DHAZARD wrote:wolfix wrote:
Ok .....it's a known fact that 10% of the death sentences handed out in this country are wrong because the prosecutor manipulated the case in front of the jury. So, if a person is put to death and later is found to be found innocent, I personally think the jury and the prosecutor needs to be hung in front of their families. ........ They committed murder also....
And when a police officer lies in a death penalty case , he needs to have the death penalty too.....
Can you site your source for this?
Was Saddam an innocent man?
Is the world a better place without him?
"In Illinois
Illinois resumed executions in 1977. Since then, 13 death row inmates in the state have been cleared of murder charges, compared to 12 who have been put to death.

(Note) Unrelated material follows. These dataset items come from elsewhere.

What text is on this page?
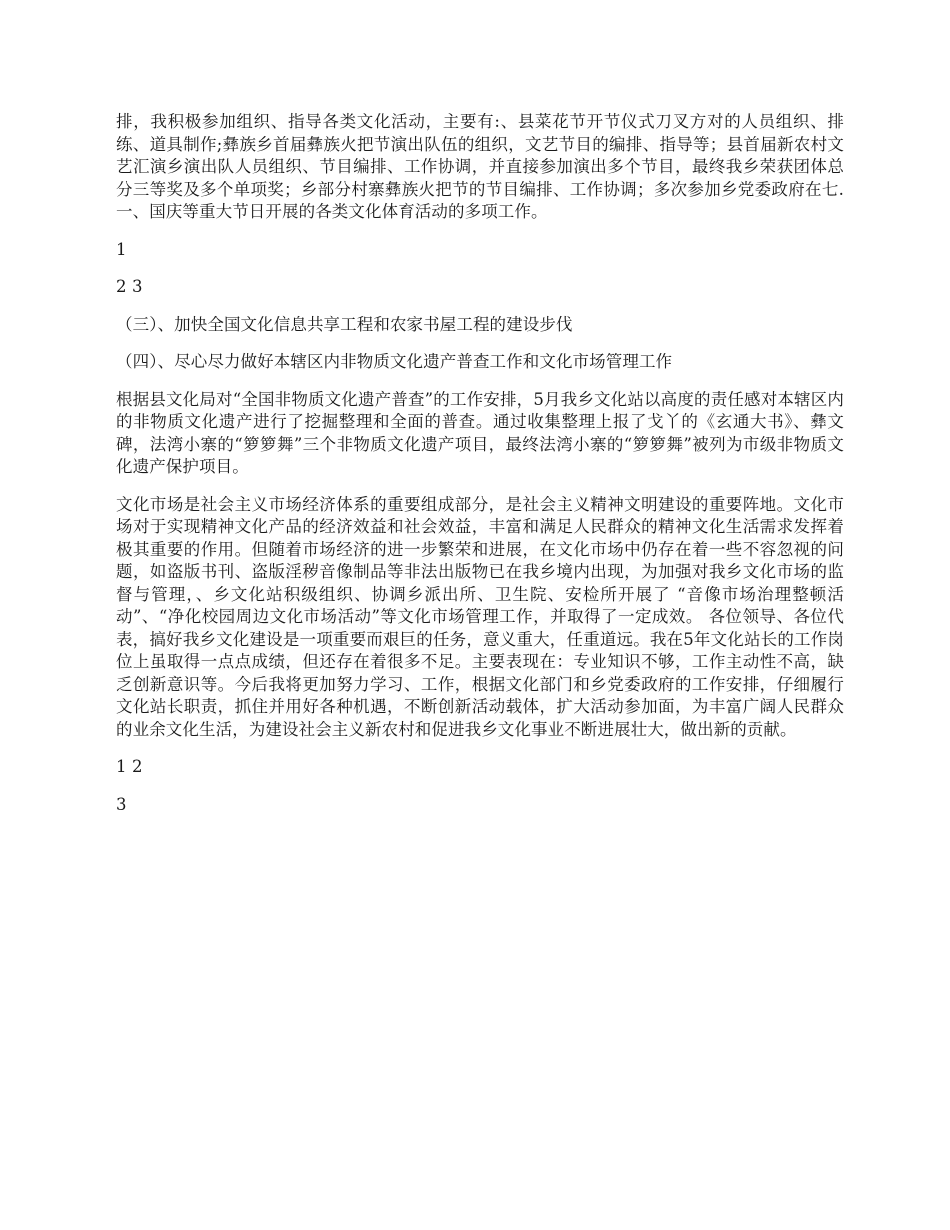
排，我积极参加组织、指导各类文化活动，主要有:、县菜花节开节仪式刀叉方对的人员组织、排练、道具制作;彝族乡首届彝族火把节演出队伍的组织，文艺节目的编排、指导等；县首届新农村文艺汇演乡演出队人员组织、节目编排、工作协调，并直接参加演出多个节目，最终我乡荣获团体总分三等奖及多个单项奖；乡部分村寨彝族火把节的节目编排、工作协调；多次参加乡党委政府在七.一、国庆等重大节日开展的各类文化体育活动的多项工作。

1

2 3

（三）、加快全国文化信息共享工程和农家书屋工程的建设步伐

（四）、尽心尽力做好本辖区内非物质文化遗产普查工作和文化市场管理工作

根据县文化局对“全国非物质文化遗产普查”的工作安排，5月我乡文化站以高度的责任感对本辖区内的非物质文化遗产进行了挖掘整理和全面的普查。通过收集整理上报了戈丫的《玄通大书》、彝文碑，法湾小寨的“箩箩舞”三个非物质文化遗产项目，最终法湾小寨的“箩箩舞”被列为市级非物质文化遗产保护项目。

文化市场是社会主义市场经济体系的重要组成部分，是社会主义精神文明建设的重要阵地。文化市场对于实现精神文化产品的经济效益和社会效益，丰富和满足人民群众的精神文化生活需求发挥着极其重要的作用。但随着市场经济的进一步繁荣和进展，在文化市场中仍存在着一些不容忽视的问题，如盗版书刊、盗版淫秽音像制品等非法出版物已在我乡境内出现，为加强对我乡文化市场的监督与管理，、乡文化站积级组织、协调乡派出所、卫生院、安检所开展了 “音像市场治理整顿活动”、“净化校园周边文化市场活动”等文化市场管理工作，并取得了一定成效。 各位领导、各位代表，搞好我乡文化建设是一项重要而艰巨的任务，意义重大，任重道远。我在5年文化站长的工作岗位上虽取得一点点成绩，但还存在着很多不足。主要表现在：专业知识不够，工作主动性不高，缺乏创新意识等。今后我将更加努力学习、工作，根据文化部门和乡党委政府的工作安排，仔细履行文化站长职责，抓住并用好各种机遇，不断创新活动载体，扩大活动参加面，为丰富广阔人民群众的业余文化生活，为建设社会主义新农村和促进我乡文化事业不断进展壮大，做出新的贡献。

1 2

3
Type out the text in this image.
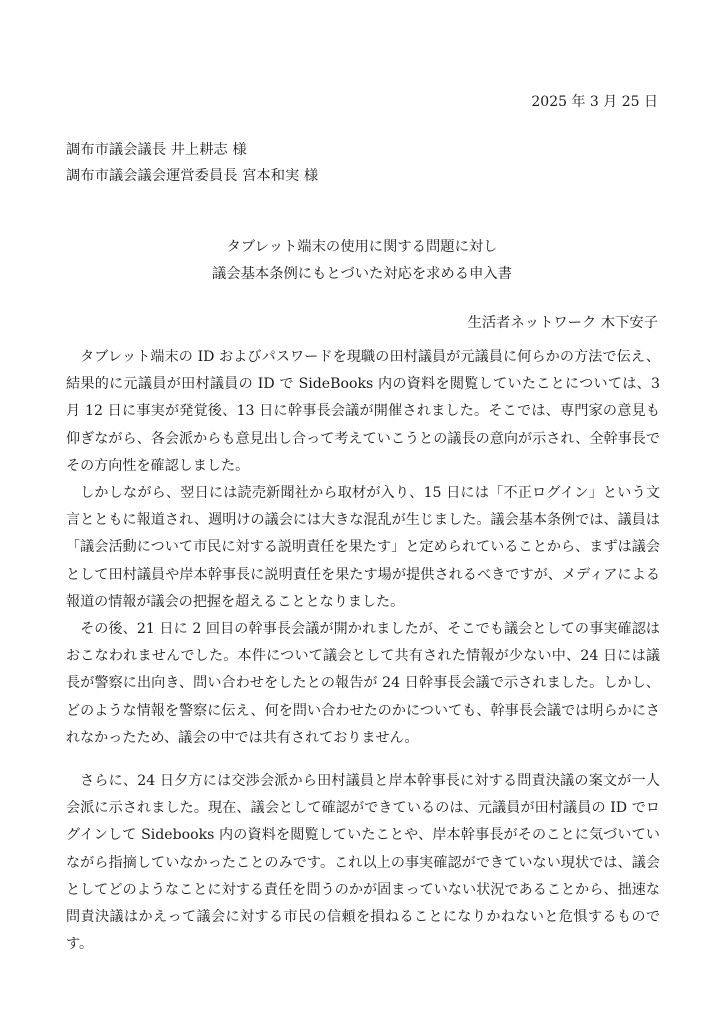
2025 年 3 月 25 日
調布市議会議長 井上耕志 様
調布市議会議会運営委員長 宮本和実 様
タブレット端末の使用に関する問題に対し
議会基本条例にもとづいた対応を求める申入書
生活者ネットワーク 木下安子

タブレット端末の ID およびパスワードを現職の田村議員が元議員に何らかの方法で伝え、結果的に元議員が田村議員の ID で SideBooks 内の資料を閲覧していたことについては、3 月 12 日に事実が発覚後、13 日に幹事長会議が開催されました。そこでは、専門家の意見も仰ぎながら、各会派からも意見出し合って考えていこうとの議長の意向が示され、全幹事長でその方向性を確認しました。

しかしながら、翌日には読売新聞社から取材が入り、15 日には「不正ログイン」という文言とともに報道され、週明けの議会には大きな混乱が生じました。議会基本条例では、議員は「議会活動について市民に対する説明責任を果たす」と定められていることから、まずは議会として田村議員や岸本幹事長に説明責任を果たす場が提供されるべきですが、メディアによる報道の情報が議会の把握を超えることとなりました。

その後、21 日に 2 回目の幹事長会議が開かれましたが、そこでも議会としての事実確認はおこなわれませんでした。本件について議会として共有された情報が少ない中、24 日には議長が警察に出向き、問い合わせをしたとの報告が 24 日幹事長会議で示されました。しかし、どのような情報を警察に伝え、何を問い合わせたのかについても、幹事長会議では明らかにされなかったため、議会の中では共有されておりません。

さらに、24 日夕方には交渉会派から田村議員と岸本幹事長に対する問責決議の案文が一人会派に示されました。現在、議会として確認ができているのは、元議員が田村議員の ID でログインして Sidebooks 内の資料を閲覧していたことや、岸本幹事長がそのことに気づいていながら指摘していなかったことのみです。これ以上の事実確認ができていない現状では、議会としてどのようなことに対する責任を問うのかが固まっていない状況であることから、拙速な問責決議はかえって議会に対する市民の信頼を損ねることになりかねないと危惧するものです。
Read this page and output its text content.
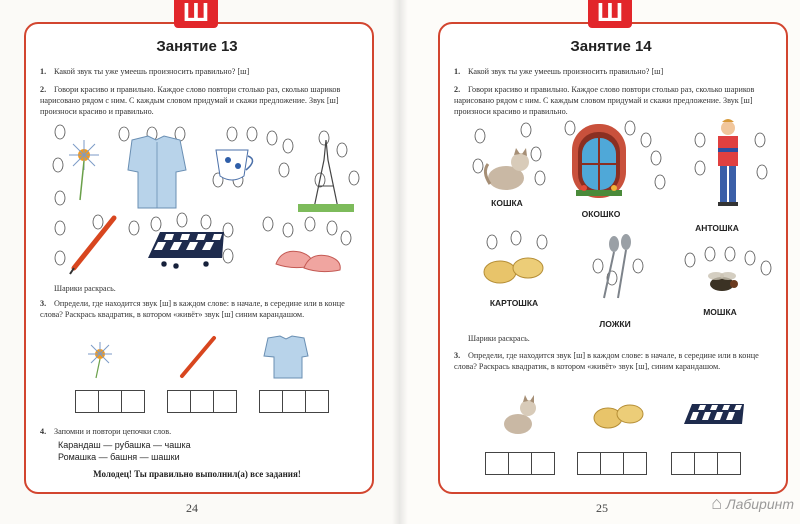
Ш
Занятие 13
1. Какой звук ты уже умеешь произносить правильно? [ш]
2. Говори красиво и правильно. Каждое слово повтори столько раз, сколько шариков нарисовано рядом с ним. С каждым словом придумай и скажи предложение. Звук [ш] произноси красиво и правильно.
Шарики раскрась.
3. Определи, где находится звук [ш] в каждом слове: в начале, в середине или в конце слова? Раскрась квадратик, в котором «живёт» звук [ш] синим карандашом.
4. Запомни и повтори цепочки слов.
Карандаш — рубашка — чашка
Ромашка — башня — шашки
Молодец! Ты правильно выполнил(а) все задания!
24
Ш
Занятие 14
1. Какой звук ты уже умеешь произносить правильно? [ш]
2. Говори красиво и правильно. Каждое слово повтори столько раз, сколько шариков нарисовано рядом с ним. С каждым словом придумай и скажи предложение. Звук [ш] произноси красиво и правильно.
КОШКА
ОКОШКО
АНТОШКА
КАРТОШКА
ЛОЖКИ
МОШКА
Шарики раскрась.
3. Определи, где находится звук [ш] в каждом слове: в начале, в середине или в конце слова? Раскрась квадратик, в котором «живёт» звук [ш], синим карандашом.
25	⌂ Лабиринт
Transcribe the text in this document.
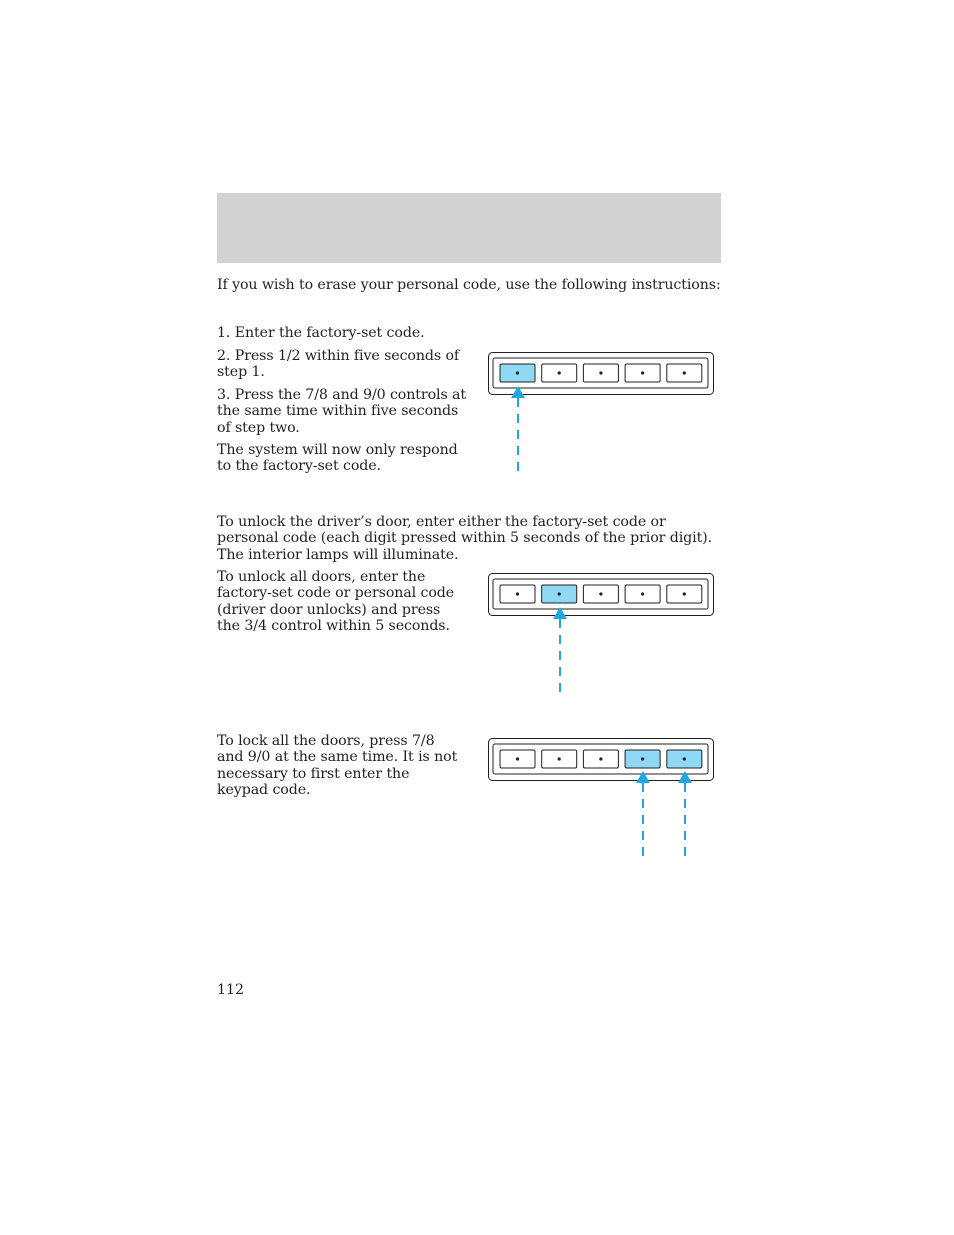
If you wish to erase your personal code, use the following instructions:

1. Enter the factory-set code.

2. Press 1/2 within five seconds of step 1.

3. Press the 7/8 and 9/0 controls at the same time within five seconds of step two.

The system will now only respond to the factory-set code.

To unlock the driver’s door, enter either the factory-set code or personal code (each digit pressed within 5 seconds of the prior digit). The interior lamps will illuminate.

To unlock all doors, enter the factory-set code or personal code (driver door unlocks) and press the 3/4 control within 5 seconds.

To lock all the doors, press 7/8 and 9/0 at the same time. It is not necessary to first enter the keypad code.

112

Some of the 13 inmates were taken off death row after DNA evidence exonerated them; the cases of others collapsed after new trials were ordered by appellate courts.
One of the 13 exonerated Illinois inmates, Anthony Porter, spent 15 years on death row and was within two days of being executed before a group of student journalists at Northwestern University uncovered evidence that was used to prove his innocence.
Porter was released from prison last year.
Was Saddam an innocent man?
wolfix wrote:I read about Saddam's hanging with mixed emotions. Saddam was a evil man. There is no doubt about that. But I can see this making all the wrong people very angry at the US. I realize this was the Iraqi people that actually carried out the sentence. But the US will be seen as being behind this. And I believe the US was pushing for this.
Here was a chance to allow the world to see the US as a country interested in a moral and just world , instead of the way the world see us now. The world sees the US as a country of warlords. And with the hanging of Saddam, I feel the US has lost a golden chance to start the healing process towards a calming effect. We need that.